Moscow on the Hudson
Alice Tully Hall
Johann Sebastian Bach: Prelude and Fugue in C from the WTC, Book I
Frederic Chopin: 24 Preludes
Serge Prokofieff: Sonata # 4
Oded Zehavi: Memories
Sergei Rachmaninoff: Sonata # 2
Vassily Primakov (piano)
I have a tendency to classify a great many performers as “young”, but Vassily Primakov actually is, still studying for his bachelor’s at Juilliard. A product of the Soviet system and the Moscow Central Special Music School, Primakov recently won a competition at his American school, the prize being a recital downstairs at Alice Tully Hall. I attended this evening primarily because I was impressed with the choice of program, a fiendishly difficult combination of three notoriously challenging pieces, and was healthily skeptical as to whether such a novice could pull it off. As is my wont, I had already decided to allow for his youth and inexperience in the pursuit of the greater good of promoting classical music’s fragile future.

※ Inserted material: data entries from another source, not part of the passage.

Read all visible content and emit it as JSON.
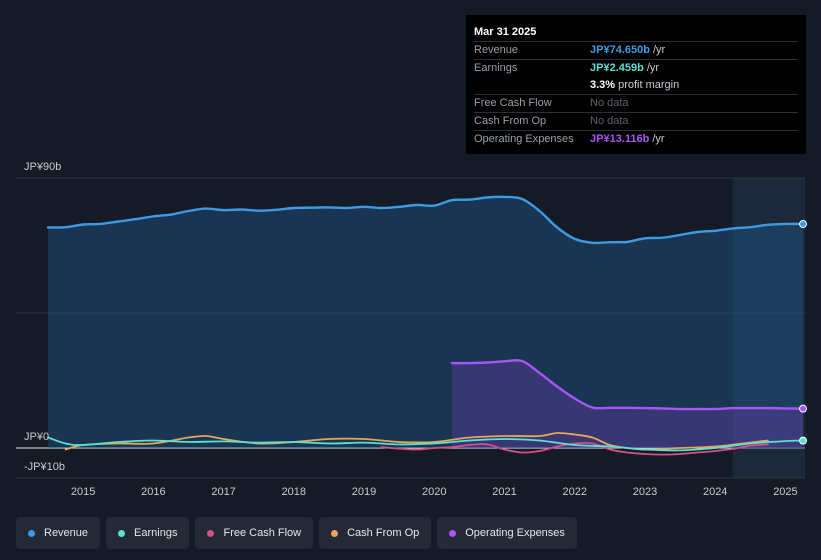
{
  "tooltip": {
    "date": "Mar 31 2025",
    "rows": {
      "revenue": {
        "label": "Revenue",
        "value": "JP¥74.650b",
        "unit": "/yr",
        "color": "#3b9be6"
      },
      "earnings": {
        "label": "Earnings",
        "value": "JP¥2.459b",
        "unit": "/yr",
        "color": "#5ce0d2"
      },
      "margin": {
        "value": "3.3%",
        "unit": "profit margin"
      },
      "fcf": {
        "label": "Free Cash Flow",
        "value": "No data"
      },
      "cfo": {
        "label": "Cash From Op",
        "value": "No data"
      },
      "opex": {
        "label": "Operating Expenses",
        "value": "JP¥13.116b",
        "unit": "/yr",
        "color": "#a855f7"
      }
    }
  },
  "legend": [
    {
      "label": "Revenue",
      "color": "#3b9be6"
    },
    {
      "label": "Earnings",
      "color": "#5ce0d2"
    },
    {
      "label": "Free Cash Flow",
      "color": "#d64f85"
    },
    {
      "label": "Cash From Op",
      "color": "#e6a659"
    },
    {
      "label": "Operating Expenses",
      "color": "#a855f7"
    }
  ],
  "chart_data": {
    "type": "line",
    "title": "",
    "xlabel": "",
    "ylabel": "",
    "y_tick_labels": [
      "JP¥90b",
      "JP¥0",
      "-JP¥10b"
    ],
    "ylim": [
      -10,
      90
    ],
    "xlim": [
      2014.5,
      2025.25
    ],
    "x_ticks": [
      2015,
      2016,
      2017,
      2018,
      2019,
      2020,
      2021,
      2022,
      2023,
      2024,
      2025
    ],
    "forecast_shade_from": 2024.25,
    "series": [
      {
        "name": "Revenue",
        "color": "#3b9be6",
        "fill": true,
        "x": [
          2014.5,
          2014.75,
          2015.0,
          2015.25,
          2015.5,
          2015.75,
          2016.0,
          2016.25,
          2016.5,
          2016.75,
          2017.0,
          2017.25,
          2017.5,
          2017.75,
          2018.0,
          2018.25,
          2018.5,
          2018.75,
          2019.0,
          2019.25,
          2019.5,
          2019.75,
          2020.0,
          2020.25,
          2020.5,
          2020.75,
          2021.0,
          2021.25,
          2021.5,
          2021.75,
          2022.0,
          2022.25,
          2022.5,
          2022.75,
          2023.0,
          2023.25,
          2023.5,
          2023.75,
          2024.0,
          2024.25,
          2024.5,
          2024.75,
          2025.0,
          2025.25
        ],
        "values": [
          73.5,
          73.6,
          74.5,
          74.7,
          75.5,
          76.3,
          77.2,
          77.8,
          79.0,
          79.8,
          79.3,
          79.5,
          79.1,
          79.4,
          80.0,
          80.1,
          80.2,
          80.0,
          80.4,
          80.0,
          80.4,
          81.0,
          80.8,
          82.6,
          82.8,
          83.5,
          83.7,
          83.0,
          79.0,
          73.5,
          69.7,
          68.4,
          68.6,
          68.7,
          69.9,
          70.1,
          71.0,
          72.0,
          72.4,
          73.2,
          73.6,
          74.4,
          74.7,
          74.65
        ]
      },
      {
        "name": "Earnings",
        "color": "#5ce0d2",
        "fill": false,
        "x": [
          2014.5,
          2014.75,
          2015.0,
          2015.5,
          2016.0,
          2016.5,
          2017.0,
          2017.5,
          2018.0,
          2018.5,
          2019.0,
          2019.5,
          2020.0,
          2020.5,
          2021.0,
          2021.5,
          2022.0,
          2022.5,
          2023.0,
          2023.5,
          2024.0,
          2024.5,
          2025.0,
          2025.25
        ],
        "values": [
          3.5,
          1.5,
          1.0,
          2.0,
          2.5,
          2.0,
          2.2,
          1.8,
          2.0,
          1.5,
          1.8,
          1.2,
          1.5,
          2.5,
          3.0,
          2.5,
          1.0,
          0.5,
          -0.5,
          -0.8,
          0.0,
          1.5,
          2.3,
          2.459
        ]
      },
      {
        "name": "Free Cash Flow",
        "color": "#d64f85",
        "fill": false,
        "x": [
          2019.25,
          2019.5,
          2019.75,
          2020.0,
          2020.25,
          2020.5,
          2020.75,
          2021.0,
          2021.25,
          2021.5,
          2021.75,
          2022.0,
          2022.25,
          2022.5,
          2022.75,
          2023.0,
          2023.25,
          2023.5,
          2023.75,
          2024.0,
          2024.25,
          2024.5,
          2024.75
        ],
        "values": [
          0.3,
          -0.2,
          -0.5,
          0.0,
          0.3,
          1.0,
          1.2,
          -0.5,
          -1.5,
          -1.0,
          0.5,
          1.5,
          1.5,
          -0.5,
          -1.5,
          -2.0,
          -2.2,
          -2.0,
          -1.5,
          -1.0,
          -0.3,
          0.8,
          1.2
        ]
      },
      {
        "name": "Cash From Op",
        "color": "#e6a659",
        "fill": false,
        "x": [
          2014.75,
          2015.0,
          2015.5,
          2016.0,
          2016.5,
          2016.75,
          2017.0,
          2017.5,
          2018.0,
          2018.5,
          2019.0,
          2019.5,
          2020.0,
          2020.5,
          2021.0,
          2021.5,
          2021.75,
          2022.0,
          2022.25,
          2022.5,
          2022.75,
          2023.0,
          2023.5,
          2024.0,
          2024.5,
          2024.75
        ],
        "values": [
          -0.5,
          1.0,
          1.5,
          1.5,
          3.5,
          4.0,
          3.0,
          1.5,
          2.0,
          3.0,
          3.0,
          2.0,
          2.0,
          3.5,
          4.0,
          4.0,
          5.0,
          4.5,
          3.5,
          1.0,
          0.0,
          -0.5,
          0.0,
          0.5,
          1.8,
          2.5
        ]
      },
      {
        "name": "Operating Expenses",
        "color": "#a855f7",
        "fill": true,
        "x": [
          2020.25,
          2020.5,
          2020.75,
          2021.0,
          2021.25,
          2021.5,
          2021.75,
          2022.0,
          2022.25,
          2022.5,
          2022.75,
          2023.0,
          2023.25,
          2023.5,
          2023.75,
          2024.0,
          2024.25,
          2024.5,
          2024.75,
          2025.0,
          2025.25
        ],
        "values": [
          28.3,
          28.3,
          28.5,
          28.9,
          29.0,
          25.0,
          20.5,
          16.5,
          13.5,
          13.4,
          13.4,
          13.3,
          13.2,
          13.0,
          13.0,
          13.0,
          13.3,
          13.3,
          13.3,
          13.2,
          13.116
        ]
      }
    ]
  }
}
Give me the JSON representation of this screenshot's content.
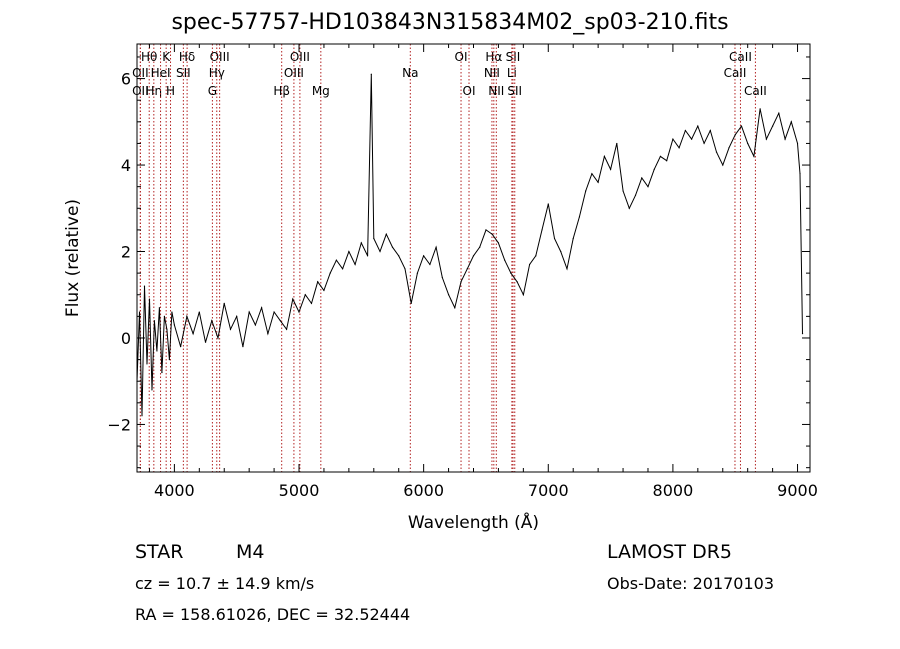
{
  "title": "spec-57757-HD103843N315834M02_sp03-210.fits",
  "footer": {
    "object_class": "STAR",
    "subclass": "M4",
    "cz": "cz = 10.7 ± 14.9 km/s",
    "coords": "RA = 158.61026, DEC =  32.52444",
    "survey": "LAMOST DR5",
    "obs_date": "Obs-Date: 20170103"
  },
  "chart_data": {
    "type": "line",
    "title": "spec-57757-HD103843N315834M02_sp03-210.fits",
    "xlabel": "Wavelength (Å)",
    "ylabel": "Flux (relative)",
    "xlim": [
      3700,
      9100
    ],
    "ylim": [
      -3.1,
      6.8
    ],
    "x_ticks": [
      4000,
      5000,
      6000,
      7000,
      8000,
      9000
    ],
    "y_ticks": [
      -2,
      0,
      2,
      4,
      6
    ],
    "line_color": "#000000",
    "marker_color": "#b22222",
    "series": [
      {
        "x": [
          3700,
          3720,
          3740,
          3760,
          3780,
          3800,
          3820,
          3840,
          3860,
          3880,
          3900,
          3920,
          3940,
          3960,
          3980,
          4000,
          4050,
          4100,
          4150,
          4200,
          4250,
          4300,
          4350,
          4400,
          4450,
          4500,
          4550,
          4600,
          4650,
          4700,
          4750,
          4800,
          4850,
          4900,
          4950,
          5000,
          5050,
          5100,
          5150,
          5200,
          5250,
          5300,
          5350,
          5400,
          5450,
          5500,
          5550,
          5580,
          5600,
          5650,
          5700,
          5750,
          5800,
          5850,
          5900,
          5950,
          6000,
          6050,
          6100,
          6150,
          6200,
          6250,
          6300,
          6350,
          6400,
          6450,
          6500,
          6550,
          6600,
          6650,
          6700,
          6750,
          6800,
          6850,
          6900,
          6950,
          7000,
          7050,
          7100,
          7150,
          7200,
          7250,
          7300,
          7350,
          7400,
          7450,
          7500,
          7550,
          7600,
          7650,
          7700,
          7750,
          7800,
          7850,
          7900,
          7950,
          8000,
          8050,
          8100,
          8150,
          8200,
          8250,
          8300,
          8350,
          8400,
          8450,
          8500,
          8550,
          8600,
          8650,
          8700,
          8750,
          8800,
          8850,
          8900,
          8950,
          9000,
          9020,
          9040
        ],
        "y": [
          -1.0,
          0.6,
          -1.8,
          1.2,
          -0.6,
          0.9,
          -1.2,
          0.4,
          -0.3,
          0.7,
          -0.8,
          0.5,
          0.2,
          -0.5,
          0.6,
          0.3,
          -0.2,
          0.5,
          0.1,
          0.6,
          -0.1,
          0.4,
          0.0,
          0.8,
          0.2,
          0.5,
          -0.2,
          0.6,
          0.3,
          0.7,
          0.1,
          0.6,
          0.4,
          0.2,
          0.9,
          0.6,
          1.0,
          0.8,
          1.3,
          1.1,
          1.5,
          1.8,
          1.6,
          2.0,
          1.7,
          2.2,
          1.9,
          6.1,
          2.3,
          2.0,
          2.4,
          2.1,
          1.9,
          1.6,
          0.8,
          1.5,
          1.9,
          1.7,
          2.1,
          1.4,
          1.0,
          0.7,
          1.3,
          1.6,
          1.9,
          2.1,
          2.5,
          2.4,
          2.2,
          1.8,
          1.5,
          1.3,
          1.0,
          1.7,
          1.9,
          2.5,
          3.1,
          2.3,
          2.0,
          1.6,
          2.3,
          2.8,
          3.4,
          3.8,
          3.6,
          4.2,
          3.9,
          4.5,
          3.4,
          3.0,
          3.3,
          3.7,
          3.5,
          3.9,
          4.2,
          4.1,
          4.6,
          4.4,
          4.8,
          4.6,
          4.9,
          4.5,
          4.8,
          4.3,
          4.0,
          4.4,
          4.7,
          4.9,
          4.5,
          4.2,
          5.3,
          4.6,
          4.9,
          5.2,
          4.6,
          5.0,
          4.5,
          3.8,
          0.1
        ]
      }
    ],
    "line_markers": [
      {
        "label": "Hθ",
        "x": 3798,
        "row": 0
      },
      {
        "label": "OII",
        "x": 3727,
        "row": 1
      },
      {
        "label": "OII",
        "x": 3727,
        "row": 2
      },
      {
        "label": "Hη",
        "x": 3835,
        "row": 2
      },
      {
        "label": "K",
        "x": 3934,
        "row": 0
      },
      {
        "label": "HeI",
        "x": 3889,
        "row": 1
      },
      {
        "label": "SII",
        "x": 4072,
        "row": 1
      },
      {
        "label": "H",
        "x": 3969,
        "row": 2
      },
      {
        "label": "Hδ",
        "x": 4102,
        "row": 0
      },
      {
        "label": "OIII",
        "x": 4363,
        "row": 0
      },
      {
        "label": "Hγ",
        "x": 4340,
        "row": 1
      },
      {
        "label": "G",
        "x": 4305,
        "row": 2
      },
      {
        "label": "Hβ",
        "x": 4861,
        "row": 2
      },
      {
        "label": "OIII",
        "x": 5007,
        "row": 0
      },
      {
        "label": "OIII",
        "x": 4959,
        "row": 1
      },
      {
        "label": "Mg",
        "x": 5175,
        "row": 2
      },
      {
        "label": "Na",
        "x": 5893,
        "row": 1
      },
      {
        "label": "OI",
        "x": 6300,
        "row": 0
      },
      {
        "label": "OI",
        "x": 6364,
        "row": 2
      },
      {
        "label": "Hα",
        "x": 6563,
        "row": 0
      },
      {
        "label": "SII",
        "x": 6717,
        "row": 0
      },
      {
        "label": "NII",
        "x": 6548,
        "row": 1
      },
      {
        "label": "Li",
        "x": 6708,
        "row": 1
      },
      {
        "label": "NII",
        "x": 6583,
        "row": 2
      },
      {
        "label": "SII",
        "x": 6731,
        "row": 2
      },
      {
        "label": "CaII",
        "x": 8542,
        "row": 0
      },
      {
        "label": "CaII",
        "x": 8498,
        "row": 1
      },
      {
        "label": "CaII",
        "x": 8662,
        "row": 2
      }
    ]
  }
}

But no such sympathetic angle was necessary to heap praise upon this decidedly mature and confident artist. The program was one of highly impressive technical wizardry (not terribly surprising considering the level of study at the school) and an extremely polished sense of musicianship (much more of a delight and unexpected thrill). The opening Bach prelude was an intellectually satisfying beginning, as it pointed out the genius of Chopin to arrange his 24 pieces in the genre in a manner similar to the old Leipzig master (except that the romantic arranges his preludes in all possible key signatures in the order of the circle of fifths). The absence of fugues in the Chopin allows for a stunning variety of shapes and sizes of the preludes, the moods manically shifting unpredictably. Primakov sensed the difference in both style and content in these two first half pieces, performing the Bach with a profound sense of delicacy (in both touch and meaning) and varying the Chopin in a very colorful manner. His sure technique stood him in good stead, allowing him to take flight in a panoply of poetic interpretations, each tailored to the individual prelude’s ultimate emotional nature. His personal sense of rubato (particularly apparent in the Etude that he chose for an encore) placed a unique stamp upon this music of the most accomplished composer of this particular musical device. This was mature and interesting pianism of the highest order.
Befitting the pianist’s age, the recital’s most moving performance was the Prokofieff. Written to commemorate his dear friend of student days, Maximilian Schmidthof, who sent a suicide note to the composer just before doing himself in, the 4th Sonata is filled with teenaged angst as intense as any composition by Kurt Cobain. Again this fine concert artist combined a steady touch with a heartfelt sense of the expressive center of the work. The new Israeli piece was also energetic and exciting, a fine coupling for the dissonances of the Prokofieff. This is difficult music to absorb on a first hearing, but there was little doubt that the pianist is a firm advocate for its creative legitimacy.
The Rachmaninoff was simply dazzling. This youth’s ability to build the slow movement into a such a glorious structure is positively indescribable. In the outer movements, Primakov’s steely power was evident in the right hand and his navigation of the difficult cross-handed passages was such that this renowned keyboard obstacle course was rendered tame and silken. Rachmaninoff, in many ears the greatest pianist of his century, had a flaw as a composer for the keyboard. Because of his superhuman agility and massive hands, he sometimes forgot that mere mortals needed to perform his music as well. In some instances, the composer even approached his friend Vladimir Horowitz (no mean technician himself) to edit passages that would otherwise be far above even a veteran artist’s performing level. None of these difficulties were an impediment to Mr. Primakov; in the end, only the music came through.
Having said all of this, there are still challenges ahead for this artist. The Chopin revealed a tendency for a lazy left hand and there are still accuracy issues with which to deal. But for an undergraduate this was a spectacular recital. Vassily Primakov has that rarest of qualities: the soul of a musician. You can’t teach that.